Kostenlose Meisterausbildung — nur ein Wahlversprechen oder ein Zukunftsmodell?

Markus Söder

Eine Ausbildung zum Meister – wer sich dazu entschließt, der muss nicht nur viel Zeit investieren, sondern auch viel Geld; da kommen einige tausend Euro zusammen. In Bayern soll ab 2024 die Meisterfortbildung kostenlos sein. Das hat Markus Söder, CSU-Chef und Minister­präsident Bayerns, vor einigen ­Tagen angekündigt. Der Freistaat wäre das erste Bundesland, in dem angehende Meister in Industrie und Handwerk dann für ihre Weiterbildung kein Geld mehr zahlen müssten.

Franz Xaver Peteranderl

Die Initiative kommt gut an, der Bayerische Handwerkstag (BHT) kommentierte Söders Vorstoß quasi umgehend: „Die staat­liche Übernahme der Kosten für die Meisterfortbildung ist ein Schritt in die richtige Richtung. Damit unterstreicht die Staatsregierung, dass berufliche und akademische Bildung in Bayern gleichwertig sind. Dies hilft uns, mehr junge Menschen für das Handwerk zu gewinnen“, so Franz Xaver Peteranderl, Präsident des BHT. Er spricht sich zudem für eine weitere Optimierung der bewährten personenbezogenen Förderung aus – auch um die Qualität der Meistervorbereitungskurse und der vier Prüfungsteile nachhaltig zu sichern. Peteranderl: „Der Meistertitel steht nicht nur für erfolgreiche Unternehmensführung. Er garantiert handwerkliche Qualität und sorgt für eine hochwertige Berufsausbildung in unserem Wirtschaftsbereich.“ Auch der Bayerische Industrie- und Handelskammertag (BIHK) soll sich lobend geäußert ­haben, ist zu lesen.

Es ist ein konstruktives und sinnstiftendes Vorhaben. Wäre da nicht … in Bayern in diesem Jahr Landtagswahl, hätte Söder nicht im gleichen Atemzug, als er sein Ansinnen publik machte, den Wahlkampf eröffnet und wäre er nicht dafür berüchtigt, sich in Wahlzeiten mal eben geschmeidig neu zu erfinden. Und wie es bei Wahlen oft so ist: Wenn alle Stimmen ausgezählt sind, bleibt von großen Ankündigungen nur wenig übrig. Also alles nur Populismus? Hat die vollmundige Verlautbarung bereits jetzt schon eine Halbwertzeit? Wie sehen das Interessensverbände des Handwerks und des Elektrohandwerks?
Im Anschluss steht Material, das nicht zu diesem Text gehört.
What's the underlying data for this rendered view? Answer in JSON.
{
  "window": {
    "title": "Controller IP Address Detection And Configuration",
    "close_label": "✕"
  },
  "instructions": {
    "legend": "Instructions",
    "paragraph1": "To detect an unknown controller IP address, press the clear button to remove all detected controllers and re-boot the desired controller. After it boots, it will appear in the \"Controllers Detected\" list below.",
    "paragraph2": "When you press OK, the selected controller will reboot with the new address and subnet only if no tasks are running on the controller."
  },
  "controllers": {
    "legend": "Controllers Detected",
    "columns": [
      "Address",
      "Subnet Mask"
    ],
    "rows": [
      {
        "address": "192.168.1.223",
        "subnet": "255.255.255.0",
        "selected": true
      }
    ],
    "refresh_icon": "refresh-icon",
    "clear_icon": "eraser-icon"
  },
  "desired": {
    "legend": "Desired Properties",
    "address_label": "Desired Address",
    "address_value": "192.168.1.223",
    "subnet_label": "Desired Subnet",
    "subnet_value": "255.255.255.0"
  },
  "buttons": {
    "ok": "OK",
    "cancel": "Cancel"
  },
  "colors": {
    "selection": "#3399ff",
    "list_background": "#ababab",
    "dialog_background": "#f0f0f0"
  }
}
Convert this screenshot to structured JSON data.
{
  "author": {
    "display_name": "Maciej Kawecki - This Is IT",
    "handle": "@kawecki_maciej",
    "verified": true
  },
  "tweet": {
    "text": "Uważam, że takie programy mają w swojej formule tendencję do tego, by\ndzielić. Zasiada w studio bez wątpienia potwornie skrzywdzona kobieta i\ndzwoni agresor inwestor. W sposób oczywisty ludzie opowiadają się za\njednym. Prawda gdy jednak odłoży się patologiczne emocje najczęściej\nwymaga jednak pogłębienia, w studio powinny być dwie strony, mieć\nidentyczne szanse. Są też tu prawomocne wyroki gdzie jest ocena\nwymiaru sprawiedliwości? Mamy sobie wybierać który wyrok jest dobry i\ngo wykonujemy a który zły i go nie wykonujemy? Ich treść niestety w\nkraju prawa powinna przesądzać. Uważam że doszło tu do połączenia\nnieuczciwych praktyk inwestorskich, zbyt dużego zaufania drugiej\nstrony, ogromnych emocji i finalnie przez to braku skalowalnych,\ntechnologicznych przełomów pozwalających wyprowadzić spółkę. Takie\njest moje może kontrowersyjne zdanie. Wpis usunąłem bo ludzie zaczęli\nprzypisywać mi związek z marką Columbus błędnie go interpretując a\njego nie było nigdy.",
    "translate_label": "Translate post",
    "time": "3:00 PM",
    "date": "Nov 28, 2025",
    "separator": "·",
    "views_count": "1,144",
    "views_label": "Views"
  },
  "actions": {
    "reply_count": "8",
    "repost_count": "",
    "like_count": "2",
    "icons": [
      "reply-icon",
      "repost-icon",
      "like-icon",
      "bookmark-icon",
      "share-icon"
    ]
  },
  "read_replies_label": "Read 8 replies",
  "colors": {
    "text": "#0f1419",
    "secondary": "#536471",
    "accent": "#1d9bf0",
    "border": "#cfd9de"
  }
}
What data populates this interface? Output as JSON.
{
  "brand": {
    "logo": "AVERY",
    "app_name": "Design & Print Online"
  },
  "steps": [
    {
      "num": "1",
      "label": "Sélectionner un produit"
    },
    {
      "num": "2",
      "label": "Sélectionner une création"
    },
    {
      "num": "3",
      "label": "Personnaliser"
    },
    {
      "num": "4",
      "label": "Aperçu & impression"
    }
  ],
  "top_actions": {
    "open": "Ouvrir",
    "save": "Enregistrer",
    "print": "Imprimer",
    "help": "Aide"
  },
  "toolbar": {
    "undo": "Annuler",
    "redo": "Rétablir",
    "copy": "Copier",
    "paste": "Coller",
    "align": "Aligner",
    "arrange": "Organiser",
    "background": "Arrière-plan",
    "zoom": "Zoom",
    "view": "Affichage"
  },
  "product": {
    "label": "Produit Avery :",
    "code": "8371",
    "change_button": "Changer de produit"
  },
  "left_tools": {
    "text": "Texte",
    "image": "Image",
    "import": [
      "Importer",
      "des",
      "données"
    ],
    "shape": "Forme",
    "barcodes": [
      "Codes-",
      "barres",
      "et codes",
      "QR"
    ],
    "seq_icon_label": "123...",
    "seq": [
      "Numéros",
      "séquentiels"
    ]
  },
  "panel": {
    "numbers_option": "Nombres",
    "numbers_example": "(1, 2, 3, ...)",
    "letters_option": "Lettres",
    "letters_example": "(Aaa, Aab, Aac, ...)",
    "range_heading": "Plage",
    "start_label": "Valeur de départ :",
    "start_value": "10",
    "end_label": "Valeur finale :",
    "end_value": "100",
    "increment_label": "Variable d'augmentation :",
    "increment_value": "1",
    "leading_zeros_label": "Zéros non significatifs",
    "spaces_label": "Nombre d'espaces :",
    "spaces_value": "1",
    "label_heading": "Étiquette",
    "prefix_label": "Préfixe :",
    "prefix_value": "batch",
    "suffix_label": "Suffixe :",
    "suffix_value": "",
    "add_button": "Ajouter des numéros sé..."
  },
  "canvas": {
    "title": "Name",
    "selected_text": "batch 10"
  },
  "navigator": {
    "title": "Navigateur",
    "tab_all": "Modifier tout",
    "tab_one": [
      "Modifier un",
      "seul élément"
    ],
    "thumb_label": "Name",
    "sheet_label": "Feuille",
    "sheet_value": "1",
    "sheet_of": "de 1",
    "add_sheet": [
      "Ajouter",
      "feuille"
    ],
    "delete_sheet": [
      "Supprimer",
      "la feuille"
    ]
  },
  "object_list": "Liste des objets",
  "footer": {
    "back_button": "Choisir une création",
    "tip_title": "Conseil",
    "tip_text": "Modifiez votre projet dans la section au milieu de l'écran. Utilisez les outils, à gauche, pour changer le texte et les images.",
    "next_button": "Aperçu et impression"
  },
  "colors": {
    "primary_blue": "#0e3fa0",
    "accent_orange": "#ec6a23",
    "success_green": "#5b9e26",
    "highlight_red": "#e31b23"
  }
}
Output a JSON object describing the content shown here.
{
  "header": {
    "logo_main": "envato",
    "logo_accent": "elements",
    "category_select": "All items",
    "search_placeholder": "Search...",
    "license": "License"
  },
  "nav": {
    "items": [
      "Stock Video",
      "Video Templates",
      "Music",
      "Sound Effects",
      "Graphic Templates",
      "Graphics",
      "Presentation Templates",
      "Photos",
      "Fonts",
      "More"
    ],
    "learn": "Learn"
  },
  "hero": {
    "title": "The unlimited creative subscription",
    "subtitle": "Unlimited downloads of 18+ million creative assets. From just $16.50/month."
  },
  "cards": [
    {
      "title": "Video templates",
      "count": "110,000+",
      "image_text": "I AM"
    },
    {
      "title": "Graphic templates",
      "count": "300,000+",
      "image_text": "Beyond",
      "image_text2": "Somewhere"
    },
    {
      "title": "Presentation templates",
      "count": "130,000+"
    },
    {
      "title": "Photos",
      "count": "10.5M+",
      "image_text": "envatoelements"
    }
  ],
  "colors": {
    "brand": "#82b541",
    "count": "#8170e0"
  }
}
Wir haben bei ZVEH und ZDH nachgefragt: Wäre das eine wirksame Maßnahme gegen den Fachkräftemangel? Hat das Ansinnen das Potenzial, sich bundesweit durchzusetzen? Wenn ja, warum? Welche Rahmenbedingungen müssen dafür geschaffen werden? Wenn nein, warum nicht?

Der ZVEH teilt uns mit: „Sollte der bayerische Ministerpräsident Markus Söder, wie kürzlich auf der Winterklausur der CSU-Landtagsfraktion angekündigt, dafür sorgen, dass die Meisterfortbildung noch 2023 kostenlos wird, findet das grundsätzlich die Zustimmung des Zentralverbandes der Deutschen Elektro- und Informationstechnischen Handwerke (ZVEH). Schließlich würde Markus Söder damit – eine immer wieder geäußerte Forderung der e-handwerklichen Organisation erfüllend – einen wichtigen Schritt in Richtung einer Gleichstellung von beruflicher und akademischer Bildung vollziehen. Allerdings gibt es nach Auskunft des Landes­innungsverbandes für das Bayerische Elektrohandwerk erfreu­licherweise aktuell ohnehin eine steigende Nachfrage nach Meisterausbildungen – auch ohne Kostenübernahme.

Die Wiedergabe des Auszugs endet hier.